LeapRate interviewed Jeff Wilkins, Managing Director at IS Risk Analytics, part of the ISAM Capital Markets Group, to find out what steps can be taken to protect brokers against such detrimental activity.


LR: How big an issue do you think toxic activity has become?

Jeff: It is extremely prevalent and can be caused by a variety of different trader activity such as cross broker arbitrage, malicious Expert Advisors (EAs), flooding trade servers with orders, and spoofing. Malicious traders have become incredibly sophisticated and most brokers do not even know there is a problem unless they retain our services. This is because at IS Risk Analytics we see waves of activity sweep through the market rather than gradual growth or decline of problematic flow. We oversee just over $1 Trillion of monthly notional volume, incorporating every type of trading strategy across brokers of all sizes.

LR: To what extend does a broker’s technology infrastructure minimise the impact of malicious activity?

Jeff: The frequency of toxic activity greatly depends on the broker’s technology stack and pricing. The old saying “you get what you pay for” is 100% accurate when it comes to the infrastructure of a broker. When we take on a new client, this is generally the first thing we evaluate. If a broker under invests in technology, they will certainly pay the price by not only lowering the odds of retaining quality clients, but also increasing the likelihood of attracting undesirable trading flow. Once a solid, optimised infrastructure is in place, the frequency of malicious trading activity is reduced but certainly not eliminated.

LR: What measures does IS Risk Analytics take to help clients to minimise their risk and ensure their liquidity is not compromised?

Jeff: We adopt three layers of defense to help brokers protect themselves against malicious activity. Our first layer of defense is systematic and automated; every trade is continuously monitored against our database, triggering alerts when such activity is detected. Because our automated alerts pick up on any unusual activity, specific actions such as these are constantly added to our global database, so as soon as someone else does something similar, we pick up on it right away. Once such trading as been identified, depending on the client’s technology set-up, the toxic flow can be dealt with either systematically or via manual intervention.

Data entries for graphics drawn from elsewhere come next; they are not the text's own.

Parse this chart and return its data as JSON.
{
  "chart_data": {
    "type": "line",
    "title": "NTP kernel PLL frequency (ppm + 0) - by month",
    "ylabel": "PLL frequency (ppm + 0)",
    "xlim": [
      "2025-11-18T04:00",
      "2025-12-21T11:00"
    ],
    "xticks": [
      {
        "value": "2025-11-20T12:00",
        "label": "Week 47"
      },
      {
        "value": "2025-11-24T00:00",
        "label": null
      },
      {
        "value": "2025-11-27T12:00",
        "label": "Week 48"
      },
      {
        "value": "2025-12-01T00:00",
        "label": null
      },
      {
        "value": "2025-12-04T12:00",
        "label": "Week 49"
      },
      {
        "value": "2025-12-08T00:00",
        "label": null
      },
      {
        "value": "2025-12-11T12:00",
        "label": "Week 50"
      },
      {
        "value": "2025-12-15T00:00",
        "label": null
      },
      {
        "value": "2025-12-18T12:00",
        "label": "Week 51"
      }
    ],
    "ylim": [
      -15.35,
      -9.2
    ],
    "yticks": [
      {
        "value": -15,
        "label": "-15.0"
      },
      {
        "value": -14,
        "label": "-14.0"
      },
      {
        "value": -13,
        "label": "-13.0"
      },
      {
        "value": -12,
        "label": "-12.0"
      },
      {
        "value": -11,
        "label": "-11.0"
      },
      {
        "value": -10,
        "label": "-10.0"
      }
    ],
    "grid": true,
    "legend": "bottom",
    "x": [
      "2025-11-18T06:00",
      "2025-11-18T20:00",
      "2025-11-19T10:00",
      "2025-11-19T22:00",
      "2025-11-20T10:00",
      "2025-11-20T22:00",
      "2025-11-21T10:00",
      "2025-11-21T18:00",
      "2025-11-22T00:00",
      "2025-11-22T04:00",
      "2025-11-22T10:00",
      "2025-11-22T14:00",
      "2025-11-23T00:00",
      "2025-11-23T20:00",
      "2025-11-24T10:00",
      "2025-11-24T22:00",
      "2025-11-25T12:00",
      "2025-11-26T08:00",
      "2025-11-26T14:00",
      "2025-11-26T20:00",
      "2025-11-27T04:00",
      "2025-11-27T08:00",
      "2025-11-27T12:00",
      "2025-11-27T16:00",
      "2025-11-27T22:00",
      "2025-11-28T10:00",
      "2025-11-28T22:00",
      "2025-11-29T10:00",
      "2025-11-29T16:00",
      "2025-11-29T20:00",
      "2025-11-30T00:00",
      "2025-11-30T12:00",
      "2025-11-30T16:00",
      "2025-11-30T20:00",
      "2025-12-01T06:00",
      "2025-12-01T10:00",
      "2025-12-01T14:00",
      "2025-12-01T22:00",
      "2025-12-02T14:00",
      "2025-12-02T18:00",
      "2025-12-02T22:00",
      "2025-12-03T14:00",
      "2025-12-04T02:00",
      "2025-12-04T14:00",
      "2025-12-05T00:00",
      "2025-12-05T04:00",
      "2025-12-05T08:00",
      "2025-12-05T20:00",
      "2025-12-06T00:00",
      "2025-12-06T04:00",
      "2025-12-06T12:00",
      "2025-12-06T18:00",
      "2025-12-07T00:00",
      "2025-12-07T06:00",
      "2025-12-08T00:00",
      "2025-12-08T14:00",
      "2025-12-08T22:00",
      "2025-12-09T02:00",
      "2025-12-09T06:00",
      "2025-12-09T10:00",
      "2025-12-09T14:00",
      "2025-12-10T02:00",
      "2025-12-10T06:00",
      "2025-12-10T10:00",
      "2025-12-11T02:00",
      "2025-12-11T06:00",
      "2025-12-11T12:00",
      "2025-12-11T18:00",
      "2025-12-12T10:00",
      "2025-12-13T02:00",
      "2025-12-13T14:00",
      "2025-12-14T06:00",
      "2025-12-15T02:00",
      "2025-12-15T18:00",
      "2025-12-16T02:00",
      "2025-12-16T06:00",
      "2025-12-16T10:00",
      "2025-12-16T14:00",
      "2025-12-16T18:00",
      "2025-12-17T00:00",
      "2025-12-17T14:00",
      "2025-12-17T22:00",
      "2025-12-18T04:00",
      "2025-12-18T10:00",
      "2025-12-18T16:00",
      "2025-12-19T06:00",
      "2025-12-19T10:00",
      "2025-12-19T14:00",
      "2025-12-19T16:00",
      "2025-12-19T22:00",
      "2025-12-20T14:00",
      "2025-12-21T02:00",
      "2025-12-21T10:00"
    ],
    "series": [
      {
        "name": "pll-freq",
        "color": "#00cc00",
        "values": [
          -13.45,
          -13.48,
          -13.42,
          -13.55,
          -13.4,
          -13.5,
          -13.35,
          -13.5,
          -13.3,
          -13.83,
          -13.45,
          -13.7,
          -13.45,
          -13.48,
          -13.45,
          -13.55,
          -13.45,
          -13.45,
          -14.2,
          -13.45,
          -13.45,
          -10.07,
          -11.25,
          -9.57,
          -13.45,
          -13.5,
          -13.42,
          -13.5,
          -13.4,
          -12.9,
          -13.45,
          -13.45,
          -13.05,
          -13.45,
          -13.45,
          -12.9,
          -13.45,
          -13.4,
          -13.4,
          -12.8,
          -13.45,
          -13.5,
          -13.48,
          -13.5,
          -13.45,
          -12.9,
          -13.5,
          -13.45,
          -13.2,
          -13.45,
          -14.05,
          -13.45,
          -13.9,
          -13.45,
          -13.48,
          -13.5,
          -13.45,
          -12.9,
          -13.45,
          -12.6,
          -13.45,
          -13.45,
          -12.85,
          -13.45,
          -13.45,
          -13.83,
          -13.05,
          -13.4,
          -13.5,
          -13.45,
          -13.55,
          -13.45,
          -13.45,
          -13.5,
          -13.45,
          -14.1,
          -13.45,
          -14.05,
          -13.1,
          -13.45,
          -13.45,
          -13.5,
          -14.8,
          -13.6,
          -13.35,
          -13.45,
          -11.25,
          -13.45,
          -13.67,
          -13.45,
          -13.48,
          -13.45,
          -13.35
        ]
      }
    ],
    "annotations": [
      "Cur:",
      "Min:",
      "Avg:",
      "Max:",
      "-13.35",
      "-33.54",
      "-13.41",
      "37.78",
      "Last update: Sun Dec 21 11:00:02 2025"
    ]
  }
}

Our second layer involves a human review process from our 24-hour risk team who act as ‘a second pair of eyes.’ We perform additional checks multiple times throughout the trading day to ensure that nothing has been missed from the systematic monitoring and to see if anything needs to be explored further.

And our third layer of defense involves proactive client-specific reviews with our clients. For this, we analyse high-level metrics across their entire book and drilling down into specific areas where they are either over-performing or under-performing based on an anonymised comparisons to the rest of the industry. Often, we subsequently develop customised reports and solutions and start to fill some of the gaps on their side to help them to mitigate future risks.

Our focus throughout is on helping brokers to maximise profits and prevent losses caused by toxic flow, and this makes a significant difference to a broker’s bottom line.